New Music With Guitar, Volume Six
Composers:  Various
Performer:  David Starobin
Bridge Records

No one has done more to champion guitar music by contemporary composers than the brilliant guitarist and co-founder of Bridge Records, David Starobin.  This CD includes solo and chamber works written between 1992 and 2000  by Gunther Schuller, Michael Starobin, Richard Wernick, Melinda Wagner, David Liptak, and Paul Lansky--all in premiere recordings. Volume Six also contains George Crumb's "Mundus Canis"--with the composer performing (and whispering and yelling) on percussion. To conclude the disc, Elliott Carter's fantastically inventive sextet, "Luimen" is performed by Speculum Musicae, New York City's virtuoso new music band.


 11 Studies for 11 Players: Piano Concerto
Composer:  Ned Rorem
Performer(s): , Lowenthal, Mester, Louisville Orchestra
First Edition

Rorem ages well and a recent spate of re-releases of his early chamber and orchestral works demonstrate that he is a good deal more than simply a master of art songs.  Like most of Rorem's work, 11 Studies is distinctly more European than American and recall Berio's marvelous Sequenzas. 


Piano Concerto. Concerto for two pianos. Piano Sonata
Composer:  Arthur Bliss
Performers: . Peter Donohoe, Martin Roscoe (pianos), Royal Scottish National Orchestra, David Lloyd-Jones (conductor). Naxos

The piano concerto is rip-snorting, full-blooded, heavy breathing romantism of the Rachmaninov variety played with over-the-top virtuosity by the nimble Peter Donohoe.  Listening to it makes you want to invade Russia.


Symphony No.1, 'Jeremiah'. Jubilee Games
Composer:  Leonard Bernstein
Performers: Helen Medlyn (mezzo), Nathan Gunn (baritone), New Zealand Symphony Orchestra, James Judd (conductor). Naxos 

Young Bernstein, filled with piss and vinegar and more musical ideas per page than any eight of his contemporaries.  A joy to listen to a genius in the process of finding his compositional voice.


Organ and Silence
Composer: Tom Johnson
Performer:  Wesley Roberts, organ

A collection of 28 organ pieces to be played separately or as a long recital A music concerned for, as the author writes in the disc notes, "… the importance of silence in music…". This work is conceived not "for organ" but, really, for "organ and silence", as the silence is a fundamental part of it, and it’s not possible to give it up.
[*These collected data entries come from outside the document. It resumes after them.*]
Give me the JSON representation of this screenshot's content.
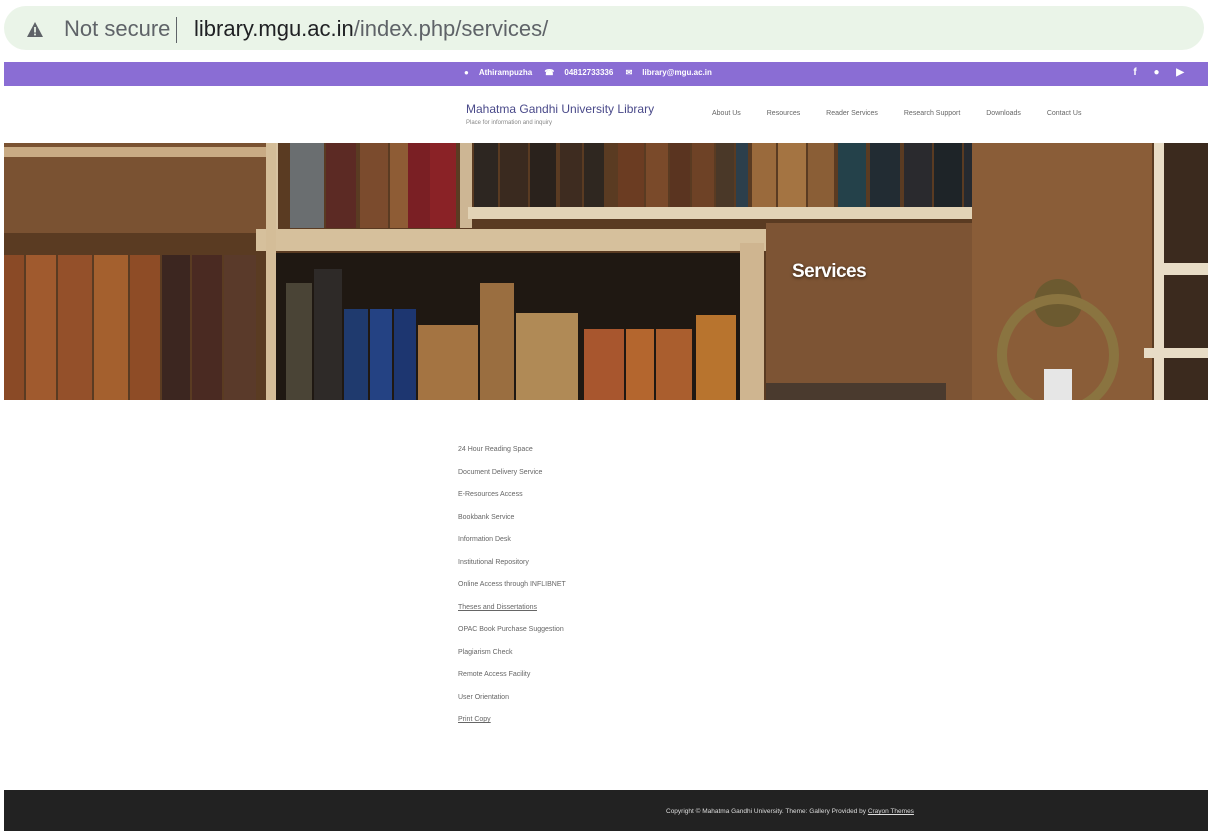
{
  "browser": {
    "security_label": "Not secure",
    "url_host": "library.mgu.ac.in",
    "url_path": "/index.php/services/"
  },
  "topbar": {
    "location": "Athirampuzha",
    "phone": "04812733336",
    "email": "library@mgu.ac.in",
    "social_icons": [
      "facebook-icon",
      "twitter-icon",
      "youtube-icon"
    ]
  },
  "header": {
    "site_title": "Mahatma Gandhi University Library",
    "tagline": "Place for information and inquiry",
    "nav": [
      "About Us",
      "Resources",
      "Reader Services",
      "Research Support",
      "Downloads",
      "Contact Us"
    ]
  },
  "hero": {
    "title": "Services"
  },
  "services": [
    "24 Hour Reading Space",
    "Document Delivery Service",
    "E-Resources Access",
    "Bookbank Service",
    "Information Desk",
    "Institutional Repository",
    "Online Access through INFLIBNET",
    "Theses and Dissertations",
    "OPAC Book Purchase Suggestion",
    "Plagiarism Check",
    "Remote Access Facility",
    "User Orientation",
    "Print Copy"
  ],
  "footer": {
    "copyright": "Copyright © Mahatma Gandhi University. Theme: Gallery Provided by",
    "credit": "Crayon Themes"
  },
  "colors": {
    "topbar": "#8a6dd4",
    "footer": "#222222",
    "address_bar": "#eaf4e8"
  }
}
It’s an attempt, as the author explain " to permit as much silence as possible, without allowing the music to actually stop".  Tom Johnson is one of the masters of minimalism, but he combines this with rigorous logic. His work, free from false glitters, defines, better that any other one, the sense of a research the goes beyond the strict genre definitions, and become poetic application of original ideas.